The manifestation of leptospirosis varies significantly depending on the infecting serovar, the animal’s age, and its immune status. In calves, infection with incidental serovars like L. pomona often results in a severe, acute presentation. Clinical signs include high fever, lethargy, anemia, and jaundice. A specific sign is hemoglobinuria (bloody urine), caused by the destruction of red blood cells.

In adult cows, the disease commonly presents as a chronic or subclinical infection, primarily impacting reproductive function and milk production. Dairy cows may experience a sudden drop in milk yield, sometimes called “flabby bag” syndrome, where the udder becomes soft and the milk may appear thick, yellow, or blood-tinged.
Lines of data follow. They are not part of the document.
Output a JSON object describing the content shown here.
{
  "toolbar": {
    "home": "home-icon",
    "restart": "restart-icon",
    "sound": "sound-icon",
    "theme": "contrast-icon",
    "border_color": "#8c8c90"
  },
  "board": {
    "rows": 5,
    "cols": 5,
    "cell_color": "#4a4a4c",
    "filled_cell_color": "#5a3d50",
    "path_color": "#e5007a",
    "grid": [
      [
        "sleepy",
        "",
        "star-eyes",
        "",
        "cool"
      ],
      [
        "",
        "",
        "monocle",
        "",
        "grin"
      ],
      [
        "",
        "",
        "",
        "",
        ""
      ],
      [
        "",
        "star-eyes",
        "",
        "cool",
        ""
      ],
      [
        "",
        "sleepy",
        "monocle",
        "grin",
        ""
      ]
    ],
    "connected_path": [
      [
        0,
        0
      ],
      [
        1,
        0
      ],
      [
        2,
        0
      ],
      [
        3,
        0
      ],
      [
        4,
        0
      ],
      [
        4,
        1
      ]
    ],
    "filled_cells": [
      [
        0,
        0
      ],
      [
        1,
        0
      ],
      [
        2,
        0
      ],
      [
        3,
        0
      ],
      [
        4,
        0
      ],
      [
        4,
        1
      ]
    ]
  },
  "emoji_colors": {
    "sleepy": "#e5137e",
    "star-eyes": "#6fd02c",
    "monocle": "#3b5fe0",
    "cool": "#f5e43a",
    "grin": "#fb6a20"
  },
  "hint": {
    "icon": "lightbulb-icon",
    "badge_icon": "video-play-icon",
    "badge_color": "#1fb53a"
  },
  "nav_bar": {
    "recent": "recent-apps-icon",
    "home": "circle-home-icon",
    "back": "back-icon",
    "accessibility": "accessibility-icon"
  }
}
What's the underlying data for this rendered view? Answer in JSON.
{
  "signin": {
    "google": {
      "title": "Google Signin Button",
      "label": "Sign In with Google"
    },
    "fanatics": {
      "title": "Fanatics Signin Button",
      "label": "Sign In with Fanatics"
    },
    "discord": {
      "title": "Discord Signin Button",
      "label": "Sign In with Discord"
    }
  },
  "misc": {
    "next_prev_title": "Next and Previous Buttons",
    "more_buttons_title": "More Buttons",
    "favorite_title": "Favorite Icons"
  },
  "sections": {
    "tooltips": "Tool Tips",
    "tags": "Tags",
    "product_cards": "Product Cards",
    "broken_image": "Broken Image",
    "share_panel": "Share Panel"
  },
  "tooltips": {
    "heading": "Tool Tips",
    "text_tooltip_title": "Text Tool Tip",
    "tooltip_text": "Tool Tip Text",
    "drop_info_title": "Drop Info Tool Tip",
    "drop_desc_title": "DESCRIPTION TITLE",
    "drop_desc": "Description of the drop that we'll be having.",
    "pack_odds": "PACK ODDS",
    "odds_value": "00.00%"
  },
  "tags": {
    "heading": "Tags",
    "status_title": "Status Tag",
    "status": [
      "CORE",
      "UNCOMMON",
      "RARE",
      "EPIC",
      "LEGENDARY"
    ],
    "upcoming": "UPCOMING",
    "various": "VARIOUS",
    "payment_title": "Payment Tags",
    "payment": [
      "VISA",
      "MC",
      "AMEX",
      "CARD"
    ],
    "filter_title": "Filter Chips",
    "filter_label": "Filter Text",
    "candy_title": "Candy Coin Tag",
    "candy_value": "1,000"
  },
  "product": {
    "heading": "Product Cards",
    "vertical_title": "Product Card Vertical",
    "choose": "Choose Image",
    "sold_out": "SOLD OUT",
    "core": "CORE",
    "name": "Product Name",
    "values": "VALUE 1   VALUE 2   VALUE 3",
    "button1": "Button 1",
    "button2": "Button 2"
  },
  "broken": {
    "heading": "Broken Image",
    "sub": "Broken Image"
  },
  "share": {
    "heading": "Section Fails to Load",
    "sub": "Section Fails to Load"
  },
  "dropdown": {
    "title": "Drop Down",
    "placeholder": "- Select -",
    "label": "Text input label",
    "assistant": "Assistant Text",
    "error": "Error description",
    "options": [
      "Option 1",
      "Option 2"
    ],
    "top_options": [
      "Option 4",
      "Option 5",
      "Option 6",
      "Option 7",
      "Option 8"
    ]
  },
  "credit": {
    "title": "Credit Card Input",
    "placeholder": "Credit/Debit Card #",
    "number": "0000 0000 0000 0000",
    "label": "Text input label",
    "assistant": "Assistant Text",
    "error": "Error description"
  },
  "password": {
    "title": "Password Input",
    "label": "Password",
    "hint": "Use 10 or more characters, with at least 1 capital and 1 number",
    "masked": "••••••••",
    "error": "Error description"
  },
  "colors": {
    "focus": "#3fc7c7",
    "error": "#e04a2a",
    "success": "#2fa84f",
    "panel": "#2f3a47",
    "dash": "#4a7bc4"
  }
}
Reproductive losses are often associated with host-adapted serovars, causing infertility, embryonic death, and repeat breeding.

The most recognizable sign of reproductive failure is an abortion storm, typically occurring in the last trimester of pregnancy. Cows may also give birth to stillborn or weak calves. These failures result in major economic losses due to fewer calves, decreased milk production, and the costs associated with replacement animals.

Treatment Protocols and Herd Management

Veterinary intervention focuses on treating the clinical illness and eliminating the renal carrier state to stop bacterial spread. Antibiotics are the primary treatment, with long-acting formulations of oxytetracycline preferred for both acute cases and clearing chronic renal infection. Repeat treatments may be necessary to address the carrier state.

Dihydrostreptomycin is highly effective for eliminating the bacteria from the kidneys, preventing continued shedding in the urine. Other antibiotics, such as penicillin and amoxicillin, are also utilized, often for supportive treatment of acutely ill animals.

Supportive care, including fluid therapy and blood transfusions, is important for cattle with severe symptoms like hemolytic anemia. Immediate segregation of sick or recently aborted animals is a crucial herd management step to minimize contamination and reduce transmission. All antibiotic use must strictly adhere to mandated milk and meat withdrawal times.

Prevention Strategies and Zoonotic Considerations

Proactive prevention relies on vaccination, biosecurity, and environmental management. Vaccination is a foundational control measure, utilizing bacterins that contain killed Leptospira organisms. Commercial vaccines are polyvalent, targeting common serovars like L. hardjo and L. pomona.

Vaccination is typically administered in a primary course of two injections followed by annual boosting, often timed before the breeding season. While vaccines prevent clinical disease and reproductive loss, their efficacy in preventing renal colonization and bacterial shedding can vary. Environmental control involves restricting cattle access to contamination sources, such as stagnant ponds and shared watercourses.

Leptospirosis is a zoonotic disease, transmissible from animals to humans, sometimes referred to as Weil’s disease. Humans usually contract the infection through direct contact with the urine, blood, or tissues of infected animals, or indirectly from contaminated water or soil. Symptoms in humans range from mild, flu-like illness to severe conditions involving kidney failure or jaundice. Farm workers and veterinarians are at heightened risk of exposure. Safety precautions include wearing appropriate personal protective equipment (PPE) when handling aborted fetuses or cleaning contaminated areas, and maintaining good personal hygiene.